Después de mucho esfuerzo se logra finalizar la construcción del Hogar en Metayate, La Reina  Chalatenango, inaugurándose el día 19 de marzo del año 2000 coincidiendo con la celebración de San José, por esto lleva su mismo nombre.

Hoy el Hogar tiene capacidad para la atención de 20 Adultos Mayores, los cuales han sido abandonados por sus familias y la sociedad, estos Adultos Mayores se han encontrado indigentes en las calles y otros dejados en los hospitales, en la mayoría de los casos en situaciones inhumanas. Nuestro Hogar les brinda atención directa como: alberge, alimentación, aseo personal, recreación, asistencia médica y espiritual; importante recalcar que tanto el personal que labora en el Hogar como las religiosas han sido debidamente capacitadas para dar la asistencia correcta a los residentes; además, el hecho de que exista una carencia de políticas claras que permitan a los Adultos Mayores vivir dignamente los últimos días de su vida, nos ha llevado a cubrir la necesidad de ayudar a otros Adultos Mayores de las comunidades aledañas que carecen igualmente de atención.
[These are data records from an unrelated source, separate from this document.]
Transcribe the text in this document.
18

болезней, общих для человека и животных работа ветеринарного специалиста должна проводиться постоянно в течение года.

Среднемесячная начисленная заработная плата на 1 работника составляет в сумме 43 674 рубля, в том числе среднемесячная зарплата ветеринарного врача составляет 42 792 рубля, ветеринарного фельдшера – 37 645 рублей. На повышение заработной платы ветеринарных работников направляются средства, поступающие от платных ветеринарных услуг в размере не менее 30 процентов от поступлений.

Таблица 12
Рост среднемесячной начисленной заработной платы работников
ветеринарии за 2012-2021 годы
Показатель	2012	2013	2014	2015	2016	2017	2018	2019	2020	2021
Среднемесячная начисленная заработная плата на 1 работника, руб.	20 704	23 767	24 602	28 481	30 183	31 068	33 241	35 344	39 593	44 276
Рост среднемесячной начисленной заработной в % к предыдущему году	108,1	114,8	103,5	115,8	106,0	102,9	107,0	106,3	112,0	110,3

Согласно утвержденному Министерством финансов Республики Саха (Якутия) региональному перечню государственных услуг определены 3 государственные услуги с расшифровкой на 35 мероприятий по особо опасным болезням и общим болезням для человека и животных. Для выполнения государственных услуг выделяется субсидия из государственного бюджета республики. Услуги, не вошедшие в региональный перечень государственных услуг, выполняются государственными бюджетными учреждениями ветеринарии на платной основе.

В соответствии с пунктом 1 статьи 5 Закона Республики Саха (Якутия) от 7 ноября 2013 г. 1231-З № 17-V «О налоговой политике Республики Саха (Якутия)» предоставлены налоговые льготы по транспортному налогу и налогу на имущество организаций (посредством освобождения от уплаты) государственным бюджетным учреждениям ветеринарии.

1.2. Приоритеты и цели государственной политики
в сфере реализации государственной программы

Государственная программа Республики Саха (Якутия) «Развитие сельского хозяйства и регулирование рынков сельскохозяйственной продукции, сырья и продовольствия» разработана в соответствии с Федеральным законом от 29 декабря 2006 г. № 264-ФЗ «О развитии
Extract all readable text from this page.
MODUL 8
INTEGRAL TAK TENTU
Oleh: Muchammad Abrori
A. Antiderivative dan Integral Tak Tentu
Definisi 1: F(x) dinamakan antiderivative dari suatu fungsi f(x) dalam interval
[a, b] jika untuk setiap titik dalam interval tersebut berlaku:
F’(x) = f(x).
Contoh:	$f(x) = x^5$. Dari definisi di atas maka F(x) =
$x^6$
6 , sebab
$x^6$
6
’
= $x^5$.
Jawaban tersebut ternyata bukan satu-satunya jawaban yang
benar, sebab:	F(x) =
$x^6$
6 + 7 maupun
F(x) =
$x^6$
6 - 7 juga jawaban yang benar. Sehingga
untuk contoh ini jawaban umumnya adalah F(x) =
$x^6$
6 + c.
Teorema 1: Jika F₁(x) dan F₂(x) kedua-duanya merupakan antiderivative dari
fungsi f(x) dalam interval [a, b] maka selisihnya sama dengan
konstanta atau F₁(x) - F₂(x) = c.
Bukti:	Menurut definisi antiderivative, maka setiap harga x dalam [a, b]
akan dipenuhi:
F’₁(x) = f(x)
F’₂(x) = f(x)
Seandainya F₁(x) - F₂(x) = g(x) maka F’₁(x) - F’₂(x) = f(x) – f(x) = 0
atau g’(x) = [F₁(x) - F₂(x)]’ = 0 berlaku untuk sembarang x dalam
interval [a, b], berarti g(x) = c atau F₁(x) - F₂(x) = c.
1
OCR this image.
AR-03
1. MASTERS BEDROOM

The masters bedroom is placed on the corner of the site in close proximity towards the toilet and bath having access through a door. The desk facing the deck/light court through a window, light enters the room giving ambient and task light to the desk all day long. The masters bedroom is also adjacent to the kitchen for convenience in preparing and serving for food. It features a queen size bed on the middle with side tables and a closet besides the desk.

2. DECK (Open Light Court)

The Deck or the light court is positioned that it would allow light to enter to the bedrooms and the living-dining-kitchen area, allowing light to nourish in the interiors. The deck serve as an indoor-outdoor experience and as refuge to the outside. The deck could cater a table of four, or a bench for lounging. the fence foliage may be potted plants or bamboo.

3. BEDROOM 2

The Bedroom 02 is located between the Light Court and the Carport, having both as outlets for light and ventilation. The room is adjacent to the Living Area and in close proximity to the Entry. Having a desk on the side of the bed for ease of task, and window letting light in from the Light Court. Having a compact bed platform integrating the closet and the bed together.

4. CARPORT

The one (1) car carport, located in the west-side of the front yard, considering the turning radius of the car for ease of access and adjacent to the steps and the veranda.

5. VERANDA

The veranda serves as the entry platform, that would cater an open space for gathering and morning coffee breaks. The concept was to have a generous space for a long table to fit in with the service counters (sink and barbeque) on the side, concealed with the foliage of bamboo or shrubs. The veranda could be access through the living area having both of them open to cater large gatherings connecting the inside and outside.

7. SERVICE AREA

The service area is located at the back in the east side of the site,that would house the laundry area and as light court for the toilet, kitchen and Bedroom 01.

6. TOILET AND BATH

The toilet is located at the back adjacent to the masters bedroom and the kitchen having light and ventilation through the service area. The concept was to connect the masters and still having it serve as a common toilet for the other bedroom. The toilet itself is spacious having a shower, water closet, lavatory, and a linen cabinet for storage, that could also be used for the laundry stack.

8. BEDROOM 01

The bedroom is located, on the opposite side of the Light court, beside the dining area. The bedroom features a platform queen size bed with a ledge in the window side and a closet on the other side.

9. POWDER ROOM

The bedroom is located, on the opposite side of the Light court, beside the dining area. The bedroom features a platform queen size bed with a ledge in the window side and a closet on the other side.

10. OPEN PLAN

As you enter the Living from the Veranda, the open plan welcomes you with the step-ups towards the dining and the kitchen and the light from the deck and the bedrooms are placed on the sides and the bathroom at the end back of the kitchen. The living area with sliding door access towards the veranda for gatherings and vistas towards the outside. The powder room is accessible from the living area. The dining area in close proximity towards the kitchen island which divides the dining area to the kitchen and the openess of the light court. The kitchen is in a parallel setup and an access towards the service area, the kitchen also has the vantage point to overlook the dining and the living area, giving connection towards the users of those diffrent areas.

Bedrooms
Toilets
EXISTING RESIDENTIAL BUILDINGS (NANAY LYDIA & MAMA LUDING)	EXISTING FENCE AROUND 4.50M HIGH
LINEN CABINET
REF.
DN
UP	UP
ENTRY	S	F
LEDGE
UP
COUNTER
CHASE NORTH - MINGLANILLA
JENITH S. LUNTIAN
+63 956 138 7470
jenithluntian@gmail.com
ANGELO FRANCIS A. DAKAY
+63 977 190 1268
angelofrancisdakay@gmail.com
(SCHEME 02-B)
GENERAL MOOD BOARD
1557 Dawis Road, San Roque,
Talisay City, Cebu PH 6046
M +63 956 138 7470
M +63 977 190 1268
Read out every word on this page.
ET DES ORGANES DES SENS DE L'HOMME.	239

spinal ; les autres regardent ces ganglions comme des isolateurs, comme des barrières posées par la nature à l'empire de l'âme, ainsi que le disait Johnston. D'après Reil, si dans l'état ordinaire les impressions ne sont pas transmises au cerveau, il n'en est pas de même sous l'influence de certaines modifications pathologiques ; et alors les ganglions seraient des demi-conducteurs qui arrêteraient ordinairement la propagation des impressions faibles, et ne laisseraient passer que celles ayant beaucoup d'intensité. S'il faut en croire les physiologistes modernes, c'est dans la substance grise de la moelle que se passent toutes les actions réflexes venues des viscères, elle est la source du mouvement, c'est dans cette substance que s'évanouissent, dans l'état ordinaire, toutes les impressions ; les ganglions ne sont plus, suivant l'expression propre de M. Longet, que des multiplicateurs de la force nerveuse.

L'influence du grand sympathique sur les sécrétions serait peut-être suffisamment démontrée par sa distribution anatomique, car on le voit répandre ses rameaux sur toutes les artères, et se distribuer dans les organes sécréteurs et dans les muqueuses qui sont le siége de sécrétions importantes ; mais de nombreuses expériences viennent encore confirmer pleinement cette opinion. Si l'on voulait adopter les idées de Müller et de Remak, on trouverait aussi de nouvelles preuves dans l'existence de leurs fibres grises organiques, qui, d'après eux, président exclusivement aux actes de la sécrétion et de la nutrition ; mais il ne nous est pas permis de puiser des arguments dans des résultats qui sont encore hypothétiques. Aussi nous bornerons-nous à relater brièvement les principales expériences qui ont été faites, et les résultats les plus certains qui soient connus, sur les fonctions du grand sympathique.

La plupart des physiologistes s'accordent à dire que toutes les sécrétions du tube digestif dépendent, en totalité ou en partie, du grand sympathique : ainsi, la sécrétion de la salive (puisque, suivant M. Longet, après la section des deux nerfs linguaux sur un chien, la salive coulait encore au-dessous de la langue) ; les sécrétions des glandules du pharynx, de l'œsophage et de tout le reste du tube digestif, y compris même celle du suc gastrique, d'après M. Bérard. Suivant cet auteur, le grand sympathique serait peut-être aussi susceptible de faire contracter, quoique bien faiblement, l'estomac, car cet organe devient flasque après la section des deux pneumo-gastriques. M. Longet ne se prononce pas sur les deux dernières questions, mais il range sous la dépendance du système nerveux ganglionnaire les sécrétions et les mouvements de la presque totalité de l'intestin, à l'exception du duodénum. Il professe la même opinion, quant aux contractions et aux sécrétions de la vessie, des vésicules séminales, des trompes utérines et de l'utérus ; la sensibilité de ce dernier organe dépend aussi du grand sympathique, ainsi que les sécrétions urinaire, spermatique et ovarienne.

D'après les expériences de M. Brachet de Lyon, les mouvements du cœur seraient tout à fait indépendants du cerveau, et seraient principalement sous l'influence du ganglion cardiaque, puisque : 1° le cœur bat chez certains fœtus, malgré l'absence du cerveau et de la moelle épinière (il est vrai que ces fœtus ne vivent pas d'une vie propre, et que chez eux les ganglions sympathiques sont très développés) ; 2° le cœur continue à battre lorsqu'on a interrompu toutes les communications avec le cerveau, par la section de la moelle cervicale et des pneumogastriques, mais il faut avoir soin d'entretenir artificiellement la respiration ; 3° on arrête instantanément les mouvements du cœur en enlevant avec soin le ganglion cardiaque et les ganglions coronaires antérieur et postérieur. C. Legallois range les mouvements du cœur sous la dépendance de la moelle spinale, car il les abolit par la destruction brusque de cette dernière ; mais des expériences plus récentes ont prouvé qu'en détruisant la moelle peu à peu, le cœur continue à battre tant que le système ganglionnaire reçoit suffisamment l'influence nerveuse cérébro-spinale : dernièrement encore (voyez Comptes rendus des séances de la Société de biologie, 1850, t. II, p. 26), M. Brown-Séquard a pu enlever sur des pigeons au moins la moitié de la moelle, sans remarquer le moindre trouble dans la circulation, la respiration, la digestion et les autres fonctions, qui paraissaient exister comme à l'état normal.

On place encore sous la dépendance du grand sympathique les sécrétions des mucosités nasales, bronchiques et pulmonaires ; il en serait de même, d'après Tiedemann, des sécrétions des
Todo lo anterior no fuese posible realizarlo si no es por la ayuda y misericordia que diariamente recibimos de Dios y de todas las personas que con su generosa colaboración nos permiten atender en la medida de las posibilidades pero ante todo con dignidad a nuestros queridos Adultos Mayores, esto por cuanto el costo promedio de la atención y manutención de cada Adulto Mayor es de $200 (doscientos dólares) mensuales, aparte que nuestro Hogar no recibe subvención Estatal de ningún tipo, por eso a sabiendas de la limitación de recursos que son insuficientes para la óptima atención a los Adultos Mayores y además de que la infraestructura del Hogar requiere urgentemente de mantenimiento y mejoras es que nos vemos en la necesidad de solicitar todo tipo de colaboración.